O povo, ainda que possua a possibilidade de fiscalizar a administração (art. 5°, inciso
LXXIII, art. 37, §3º, art. 74, § 2º, todos da Constituição Federal e Lei n. 4.717/65), se defronta
com extrema dificuldade para concretizá-las, primeiro porque a acessibilidade ao Poder
Judiciário não é ampla, necessitando da contratação de advogado, depois porque o processo
não é simples, demandando aptidão técnica e recursos que, efetivamente, não estão ao alcance
de pessoas e entidades desprovidas de uma estruturação adequada e advogados especializados
(PAZZAGLINI FILHO, 1999).
57
Dessa forma, embora a escolha das políticas públicas a serem adotadas caiba ao
legislador e ao governante eleito, é dever do Ministério Público interferir quando necessário
para que haja uma efetiva implementação das políticas públicas essenciais à comunidade,
assim como nos casos de desvio de finalidade ou má aplicação de recursos, como será visto a
seguir.
O Ministério Público, assim, atua como órgão de controle social, podendo intervir no
processo de implementação de políticas públicas. Não lhe cabe, a princípio, escolher quais
políticas serão adotadas, uma vez que isso fica ao critério do governante eleito, como função
típica do Poder Executivo. Entretanto, uma vez escolhida a direção a ser tomada, cabe-lhe
verificar se estão sendo cumpridos os princípios constitucionais na realização dos projetos,
assim como sugerir alterações e correções, ou até ingressar com ações judiciais, para fazer
respeitar o ordenamento jurídico nesse processo.
A forma como esse controle é exercido pelo Ministério Público será mais
minuciosamente analisado no item seguinte.
4.2 O CONTROLE DAS POLÍTICAS SOCIAIS PELO MINISTÉRIO PÚBLICO
O controle exercido pelo Ministério Público é externo, não hierárquico, e incide sobre
a atividades administrativas vinculada, discricionária, comissiva ou omissiva, com o fim de
verificar a legalidade e a eficiência dos atos da administração.
Conforme Medauar (2007), externo é o controle realizado por órgão, ente ou
instituição exterior à estrutura da administração, e por isso é não hierárquico, porque tal órgão
não é subordinado administrativamente ao Ministério Público. Vinculada é a atividade
administrativa executada em estrita obediência à lei, cuja conduta é ditada previamente pela
norma jurídica. Discricionária, por sua vez, é a competência dada pela lei à Administração
Pública para definir alguns elementos necessários para a aplicação de uma determinada norma
legal que necessite de integração, sempre com o fim de atender o interesse público.
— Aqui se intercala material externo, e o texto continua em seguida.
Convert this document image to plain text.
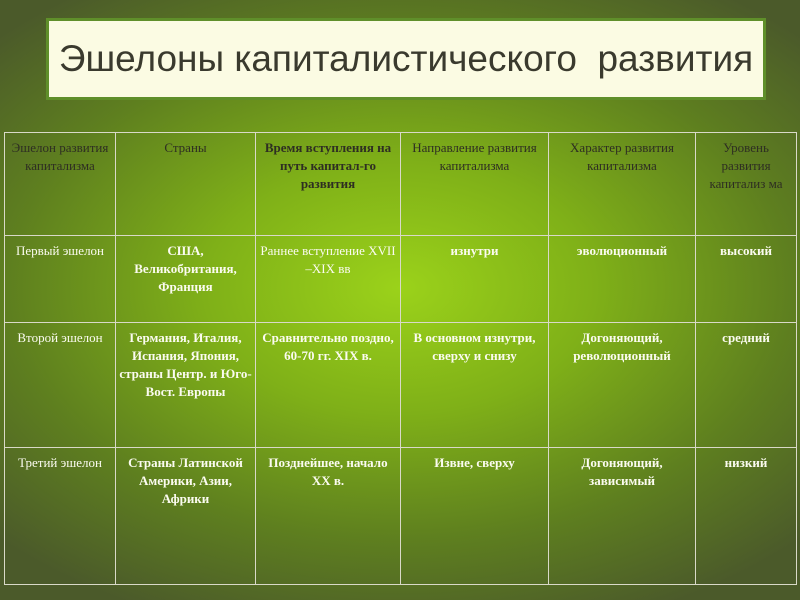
Эшелоны капиталистического  развития
Эшелон развития капитализма	Страны	Время вступления на путь капитал-го развития	Направление развития капитализма	Характер развития капитализма	Уровень развития капитализ ма
Первый эшелон	США, Великобритания, Франция	Раннее вступление XVII –XIX вв	изнутри	эволюционный	высокий
Второй эшелон	Германия, Италия, Испания, Япония, страны Центр. и Юго-Вост. Европы	Сравнительно поздно, 60-70 гг. XIX в.	В основном изнутри, сверху и снизу	Догоняющий, революционный	средний
Третий эшелон	Страны Латинской Америки, Азии, Африки	Позднейшее, начало XX в.	Извне, сверху	Догоняющий, зависимый	низкий
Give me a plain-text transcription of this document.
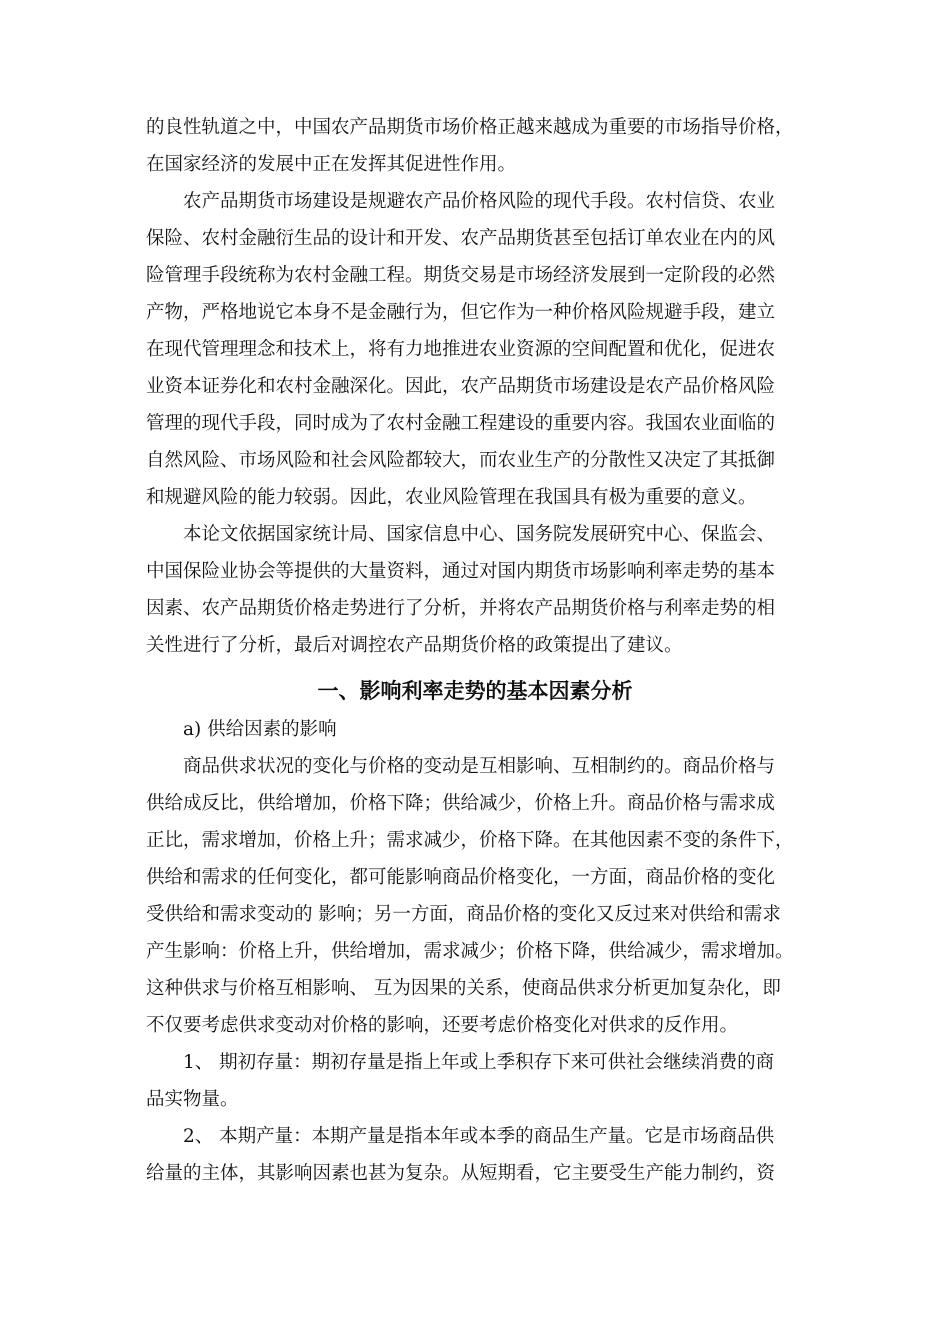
的良性轨道之中，中国农产品期货市场价格正越来越成为重要的市场指导价格，
在国家经济的发展中正在发挥其促进性作用。
农产品期货市场建设是规避农产品价格风险的现代手段。农村信贷、农业
保险、农村金融衍生品的设计和开发、农产品期货甚至包括订单农业在内的风
险管理手段统称为农村金融工程。期货交易是市场经济发展到一定阶段的必然
产物，严格地说它本身不是金融行为，但它作为一种价格风险规避手段，建立
在现代管理理念和技术上，将有力地推进农业资源的空间配置和优化，促进农
业资本证券化和农村金融深化。因此，农产品期货市场建设是农产品价格风险
管理的现代手段，同时成为了农村金融工程建设的重要内容。我国农业面临的
自然风险、市场风险和社会风险都较大，而农业生产的分散性又决定了其抵御
和规避风险的能力较弱。因此，农业风险管理在我国具有极为重要的意义。
本论文依据国家统计局、国家信息中心、国务院发展研究中心、保监会、
中国保险业协会等提供的大量资料，通过对国内期货市场影响利率走势的基本
因素、农产品期货价格走势进行了分析，并将农产品期货价格与利率走势的相
关性进行了分析，最后对调控农产品期货价格的政策提出了建议。
一、影响利率走势的基本因素分析
a) 供给因素的影响
商品供求状况的变化与价格的变动是互相影响、互相制约的。商品价格与
供给成反比，供给增加，价格下降；供给减少，价格上升。商品价格与需求成
正比，需求增加，价格上升；需求减少，价格下降。在其他因素不变的条件下，
供给和需求的任何变化，都可能影响商品价格变化，一方面，商品价格的变化
受供给和需求变动的 影响；另一方面，商品价格的变化又反过来对供给和需求
产生影响：价格上升，供给增加，需求减少；价格下降，供给减少，需求增加。
这种供求与价格互相影响、 互为因果的关系，使商品供求分析更加复杂化，即
不仅要考虑供求变动对价格的影响，还要考虑价格变化对供求的反作用。
1、 期初存量：期初存量是指上年或上季积存下来可供社会继续消费的商
品实物量。
2、 本期产量：本期产量是指本年或本季的商品生产量。它是市场商品供
给量的主体，其影响因素也甚为复杂。从短期看，它主要受生产能力制约，资
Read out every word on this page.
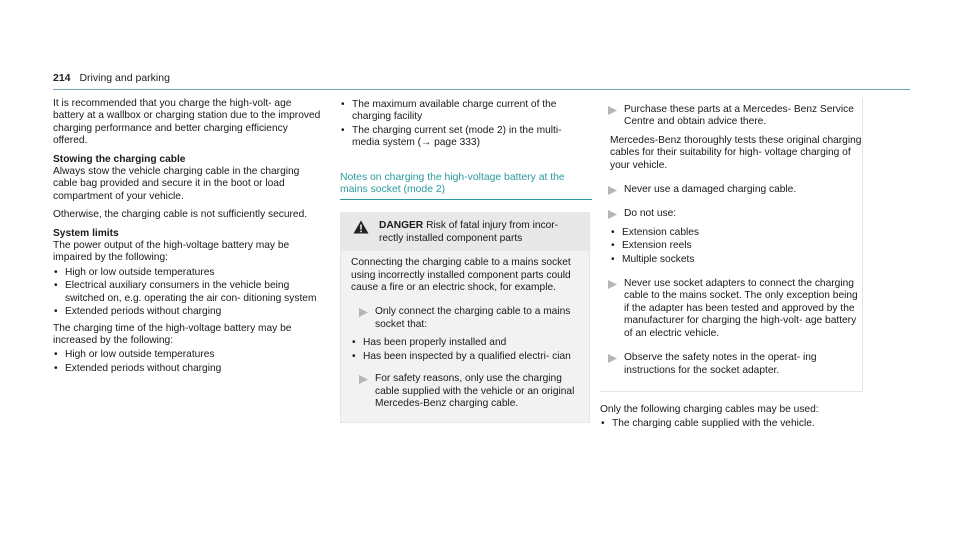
214 Driving and parking

It is recommended that you charge the high-volt- age battery at a wallbox or charging station due to the improved charging performance and better charging efficiency offered.

Stowing the charging cable

Always stow the vehicle charging cable in the charging cable bag provided and secure it in the boot or load compartment of your vehicle.

Otherwise, the charging cable is not sufficiently secured.

System limits

The power output of the high-voltage battery may be impaired by the following:

• High or low outside temperatures
• Electrical auxiliary consumers in the vehicle being switched on, e.g. operating the air con- ditioning system
• Extended periods without charging

The charging time of the high-voltage battery may be increased by the following:

• High or low outside temperatures
• Extended periods without charging
• The maximum available charge current of the charging facility
• The charging current set (mode 2) in the multi- media system (→ page 333)
Notes on charging the high-voltage battery at the mains socket (mode 2)
DANGER Risk of fatal injury from incor- rectly installed component parts

Connecting the charging cable to a mains socket using incorrectly installed component parts could cause a fire or an electric shock, for example.

Only connect the charging cable to a mains socket that:
• Has been properly installed and
• Has been inspected by a qualified electri- cian
For safety reasons, only use the charging cable supplied with the vehicle or an original Mercedes-Benz charging cable.
Purchase these parts at a Mercedes- Benz Service Centre and obtain advice there.

Mercedes-Benz thoroughly tests these original charging cables for their suitability for high- voltage charging of your vehicle.

Never use a damaged charging cable.
Do not use:
• Extension cables
• Extension reels
• Multiple sockets
Never use socket adapters to connect the charging cable to the mains socket. The only exception being if the adapter has been tested and approved by the manufacturer for charging the high-volt- age battery of an electric vehicle.
Observe the safety notes in the operat- ing instructions for the socket adapter.

Only the following charging cables may be used:

• The charging cable supplied with the vehicle.
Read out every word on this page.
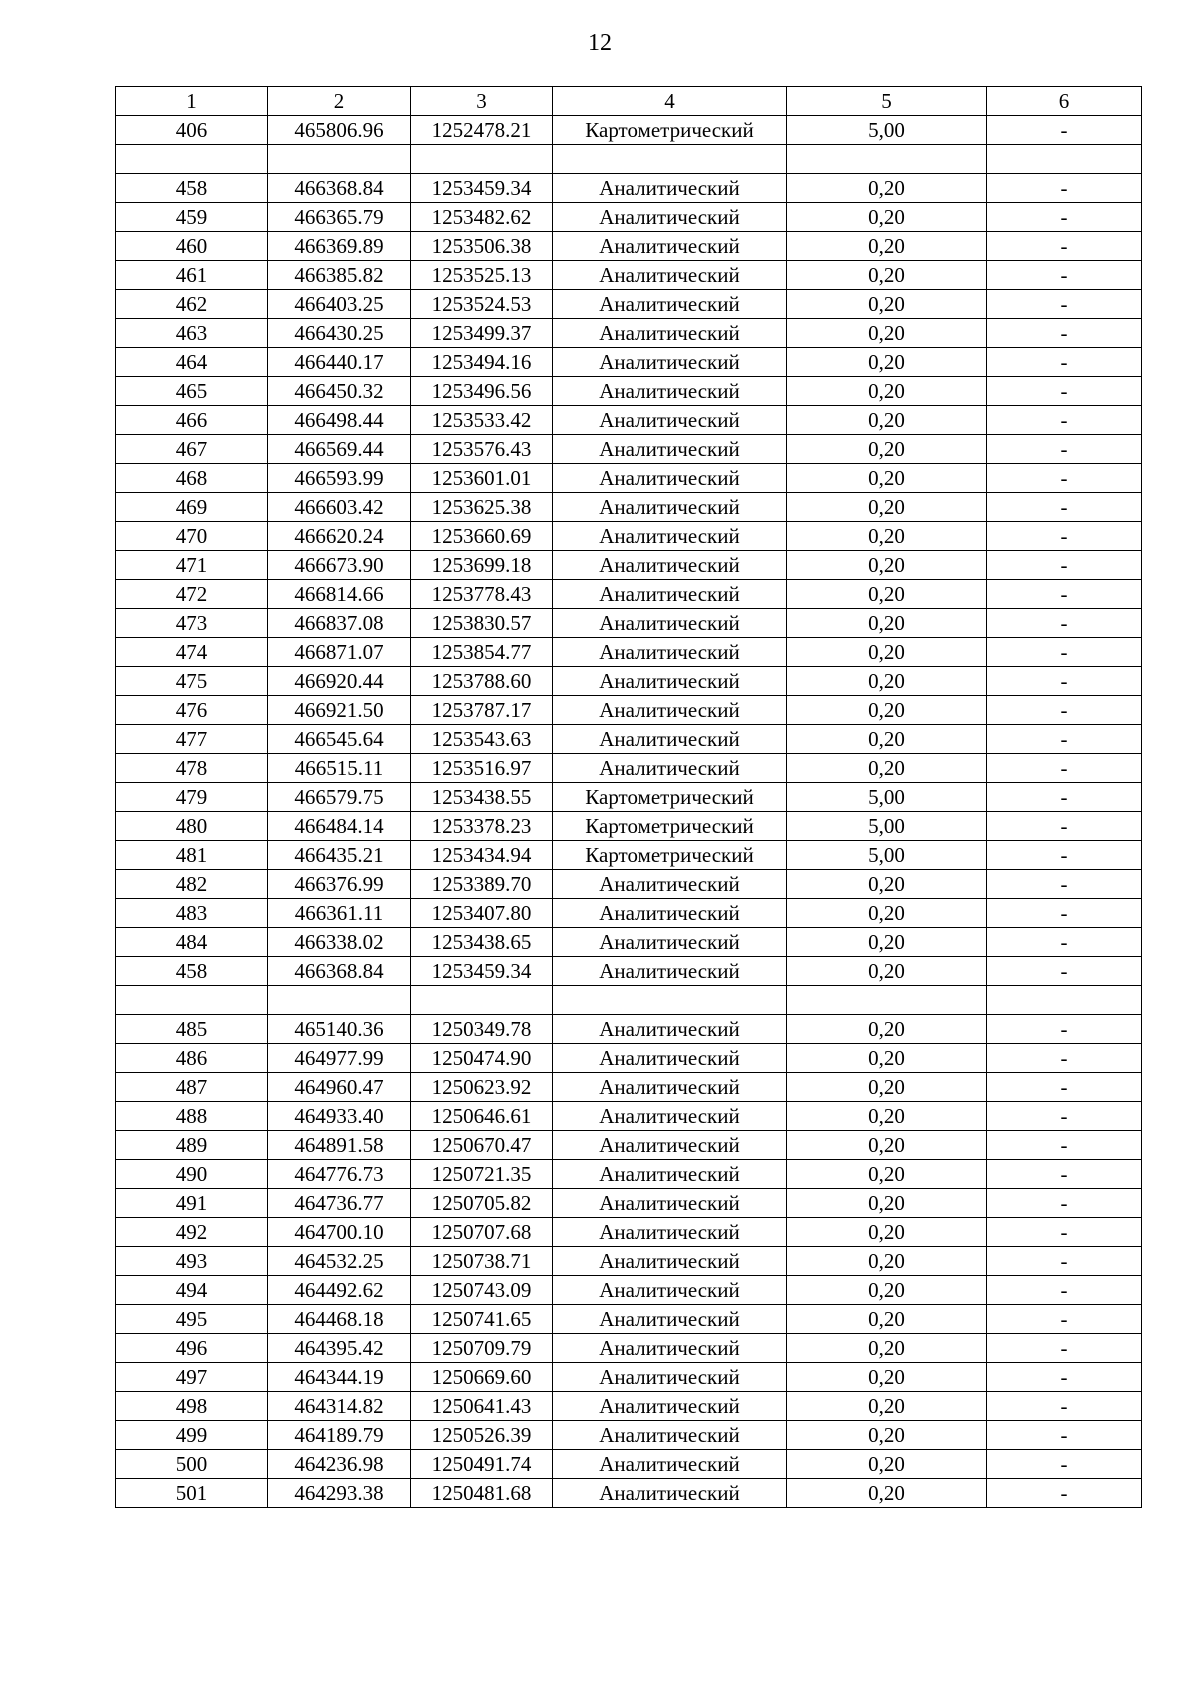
12
1	2	3	4	5	6
406	465806.96	1252478.21	Картометрический	5,00	-

458	466368.84	1253459.34	Аналитический	0,20	-
459	466365.79	1253482.62	Аналитический	0,20	-
460	466369.89	1253506.38	Аналитический	0,20	-
461	466385.82	1253525.13	Аналитический	0,20	-
462	466403.25	1253524.53	Аналитический	0,20	-
463	466430.25	1253499.37	Аналитический	0,20	-
464	466440.17	1253494.16	Аналитический	0,20	-
465	466450.32	1253496.56	Аналитический	0,20	-
466	466498.44	1253533.42	Аналитический	0,20	-
467	466569.44	1253576.43	Аналитический	0,20	-
468	466593.99	1253601.01	Аналитический	0,20	-
469	466603.42	1253625.38	Аналитический	0,20	-
470	466620.24	1253660.69	Аналитический	0,20	-
471	466673.90	1253699.18	Аналитический	0,20	-
472	466814.66	1253778.43	Аналитический	0,20	-
473	466837.08	1253830.57	Аналитический	0,20	-
474	466871.07	1253854.77	Аналитический	0,20	-
475	466920.44	1253788.60	Аналитический	0,20	-
476	466921.50	1253787.17	Аналитический	0,20	-
477	466545.64	1253543.63	Аналитический	0,20	-
478	466515.11	1253516.97	Аналитический	0,20	-
479	466579.75	1253438.55	Картометрический	5,00	-
480	466484.14	1253378.23	Картометрический	5,00	-
481	466435.21	1253434.94	Картометрический	5,00	-
482	466376.99	1253389.70	Аналитический	0,20	-
483	466361.11	1253407.80	Аналитический	0,20	-
484	466338.02	1253438.65	Аналитический	0,20	-
458	466368.84	1253459.34	Аналитический	0,20	-

485	465140.36	1250349.78	Аналитический	0,20	-
486	464977.99	1250474.90	Аналитический	0,20	-
487	464960.47	1250623.92	Аналитический	0,20	-
488	464933.40	1250646.61	Аналитический	0,20	-
489	464891.58	1250670.47	Аналитический	0,20	-
490	464776.73	1250721.35	Аналитический	0,20	-
491	464736.77	1250705.82	Аналитический	0,20	-
492	464700.10	1250707.68	Аналитический	0,20	-
493	464532.25	1250738.71	Аналитический	0,20	-
494	464492.62	1250743.09	Аналитический	0,20	-
495	464468.18	1250741.65	Аналитический	0,20	-
496	464395.42	1250709.79	Аналитический	0,20	-
497	464344.19	1250669.60	Аналитический	0,20	-
498	464314.82	1250641.43	Аналитический	0,20	-
499	464189.79	1250526.39	Аналитический	0,20	-
500	464236.98	1250491.74	Аналитический	0,20	-
501	464293.38	1250481.68	Аналитический	0,20	-
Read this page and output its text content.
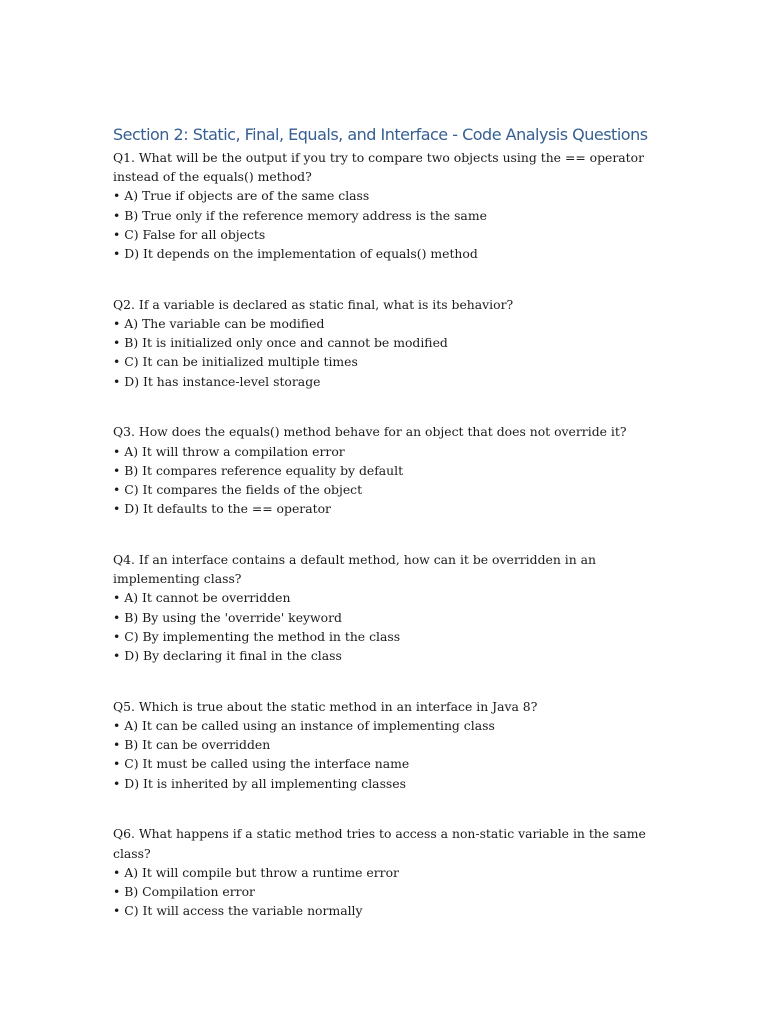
Section 2: Static, Final, Equals, and Interface - Code Analysis Questions

Q1. What will be the output if you try to compare two objects using the == operator instead of the equals() method?

• A) True if objects are of the same class
• B) True only if the reference memory address is the same
• C) False for all objects
• D) It depends on the implementation of equals() method

Q2. If a variable is declared as static final, what is its behavior?

• A) The variable can be modified
• B) It is initialized only once and cannot be modified
• C) It can be initialized multiple times
• D) It has instance-level storage

Q3. How does the equals() method behave for an object that does not override it?

• A) It will throw a compilation error
• B) It compares reference equality by default
• C) It compares the fields of the object
• D) It defaults to the == operator

Q4. If an interface contains a default method, how can it be overridden in an implementing class?

• A) It cannot be overridden
• B) By using the 'override' keyword
• C) By implementing the method in the class
• D) By declaring it final in the class

Q5. Which is true about the static method in an interface in Java 8?

• A) It can be called using an instance of implementing class
• B) It can be overridden
• C) It must be called using the interface name
• D) It is inherited by all implementing classes

Q6. What happens if a static method tries to access a non-static variable in the same class?

• A) It will compile but throw a runtime error
• B) Compilation error
• C) It will access the variable normally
Nas
palavras de Mello (1996, p. 48):
Margem de liberdade que remanesce ao administrador para eleger, segundo
critérios consistentes de razoabilidade, um dentre pelo menos dois comportamentos
cabíveis, perante cada caso concreto, a fim de cumprir o dever de adotar a solução
58
mais adequada à satisfação da finalidade legal, quando por força da fluidez das
expressões da lei ou da liberdade conferida no mandamento, dela não se possa
extrair objetivamente uma solução unívoca para a situação vertente .
Não pode haver discricionariedade quando a lei regula todos os elementos para a
prática do ato, não deixando espaço para análise de oportunidade e conveniência. Nesses
casos, diz-se que a atividade é vinculada. A administração deve praticar o ato exatamente da
forma prevista na lei (MELLO, 1996).
É possível tanto o controle da atividade administrativa vinculada como discricionária.
Nos atos administrativos vinculados, o controle faz-se pela verificação de ter a administração
pública tomado no caso concreto a medida imposta pela norma legal. Nos atos discricionários,
nos quais a administração pode decidir sobre sua conveniência, oportunidade e conteúdo, essa
decisão não deve ser contrária ao ordenamento jurídico e aos princípios constitucionais
(COELHO, 2002)
O Administrador, porém, sempre está vinculado à Constituição e à lei, ou seja, não
pode decidir em sentido contrário a estas normas. Sua função primordial é, inclusive, cumprir
as leis. Por outro lado, as leis que tratam dos direitos sociais regulam a própria
discricionariedade do administrador, apontando meios de atender a finalidade constitucional.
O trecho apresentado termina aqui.